La microbiologia vive oggi un vero e proprio momento di euforia per la quantità di nuove tecnologie che hanno già applicazione in grossi centri o che la ricerca ci dice saranno disponibili a breve. Riorganizzazione i servizi consentirà di utilizzarle presto su grandi numeri. L’obiettivo è l’Implementazione della biologia molecolare in maniera sempre più automatizzata. Un esempio su tutti è l’utilizzo dello strumento Maldi Tof, in grado di portarci all’indentificazione di un microorganismo nel giro di pochissimi minuti: in pratica il batterio viene posto in campo magnetico e disintegrato. Le proteine al suo interno compiono così traiettorie diverse a seconda del batterio, consentendoci di individuarlo quasi istantaneamente. Si tratta davvero della frontiera per la diagnostica e speriamo presto di riuscire ad acquisire la strumentazione per utilizzare questo metodo ad Alessandria.
Per concludere, veniamo a un tema particolarmente delicato: è vero che ci sono microorganismi sempre più resistenti ai nostri antibiotici? Come si ovviare al problema? Si tratta di un pericolo reale per l’umanità?

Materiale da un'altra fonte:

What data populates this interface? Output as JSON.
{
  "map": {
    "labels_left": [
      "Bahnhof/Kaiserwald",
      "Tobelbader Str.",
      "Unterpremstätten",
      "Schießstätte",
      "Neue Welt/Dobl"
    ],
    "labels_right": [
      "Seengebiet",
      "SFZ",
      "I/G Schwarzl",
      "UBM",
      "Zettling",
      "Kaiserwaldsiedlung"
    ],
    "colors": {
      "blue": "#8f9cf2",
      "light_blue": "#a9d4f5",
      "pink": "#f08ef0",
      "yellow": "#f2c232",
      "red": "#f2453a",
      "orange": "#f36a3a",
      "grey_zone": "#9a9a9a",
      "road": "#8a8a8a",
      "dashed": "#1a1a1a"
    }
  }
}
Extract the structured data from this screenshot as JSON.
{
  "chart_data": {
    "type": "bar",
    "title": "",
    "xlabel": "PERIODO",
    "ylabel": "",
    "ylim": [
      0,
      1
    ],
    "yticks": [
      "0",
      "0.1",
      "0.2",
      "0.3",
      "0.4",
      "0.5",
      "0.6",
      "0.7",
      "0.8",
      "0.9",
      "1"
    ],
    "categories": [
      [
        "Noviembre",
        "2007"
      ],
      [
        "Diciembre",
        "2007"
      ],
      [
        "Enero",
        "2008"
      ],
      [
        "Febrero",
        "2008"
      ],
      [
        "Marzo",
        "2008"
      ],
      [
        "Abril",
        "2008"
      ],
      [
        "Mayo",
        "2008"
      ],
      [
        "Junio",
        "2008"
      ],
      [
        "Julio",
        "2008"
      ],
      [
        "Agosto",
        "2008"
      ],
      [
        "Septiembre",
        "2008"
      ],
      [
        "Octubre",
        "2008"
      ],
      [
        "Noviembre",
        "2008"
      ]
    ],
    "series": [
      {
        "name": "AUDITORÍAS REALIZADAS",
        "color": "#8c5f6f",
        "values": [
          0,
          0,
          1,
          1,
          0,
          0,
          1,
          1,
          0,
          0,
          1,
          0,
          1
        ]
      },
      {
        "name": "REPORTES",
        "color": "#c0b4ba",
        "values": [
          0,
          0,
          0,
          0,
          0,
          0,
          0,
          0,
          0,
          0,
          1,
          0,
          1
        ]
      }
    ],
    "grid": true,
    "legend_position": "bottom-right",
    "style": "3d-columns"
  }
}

L’antibiotico resistenza è un fenomeno reale, globale, che interessa tutto il mondo e non solo il campo medico, ma anche quello dell’agricoltura e dell’allevamento. Per esempio pensiamo agli allevamenti intensivi di polli, salmoni, bovini, ma anche fitofarmaci utilizzati sulle piante. Noi facciamo sì con i nostri comportamenti che i batteri facciano una continua selezione antibiotica, diventando sempre più forti. I microorganismo hanno veri e proprio strumenti per smontare quasi meccanicamente il nostro antibiotico. Esistono batteri il cui antibiogramma è totalmente resistente: in pratica non esiste un antibiotico in grado di fermarli. In questi casi siamo costretti a ricorrere a un mix di essi, ma è una catena che rischia di portare a organismi sempre più sviluppati. In tutto il mondo la comunità scientifica ragiona ormai da tempo su come utilizzare meglio gli antibiotici.

Questo è almeno parzialmente vero. Molto è ancora lasciato al paziente, che spesso sbagliando decide di assumere in autonomia un antibiotico invece di ricorrere al medico. Solo chi è esperto sa indicare quale antibiotico prendere a seconda delle situazioni, anche alla luce dell’età, delle condizioni del paziente, del tipo di malattia e delle controindicazioni e possibili interazioni che ogni farmaco possiede. In più, è il medico che sa quando l’antibiotico va sospeso, perché spesso facendo da soli tendiamo a prenderlo troppo a lungo. E non si tratta ormai solo più di una scelta personale, ma ha conseguenze collettive. Senza antibiotici efficaci all’umanità verrebbe meno un’arma potentissima. Sono strumenti fondamentali, da utilizzare solo per le vere emergenze, così da garantirne la piena potenza. La comunicazione al cittadino è fondamentale e infatti ormai ci si sta interrogando a livello globale su come impostarla al meglio. Per esempio resta fondamentale lavarsi bene le mani, e spesso è una pratica sottovalutata. Il lavaggio delle mani è una vera e propria barriera per i batteri, non solo perché evita a noi di infettarci, ma anche di portarli in giro e di diffonderli altrove. In ogni caso, non dimentichiamoci che non tutti i microorganismi sono nocivi: pensiamo per esempio ai batteri della flora intestinale, fondamentali per il nostro benessere.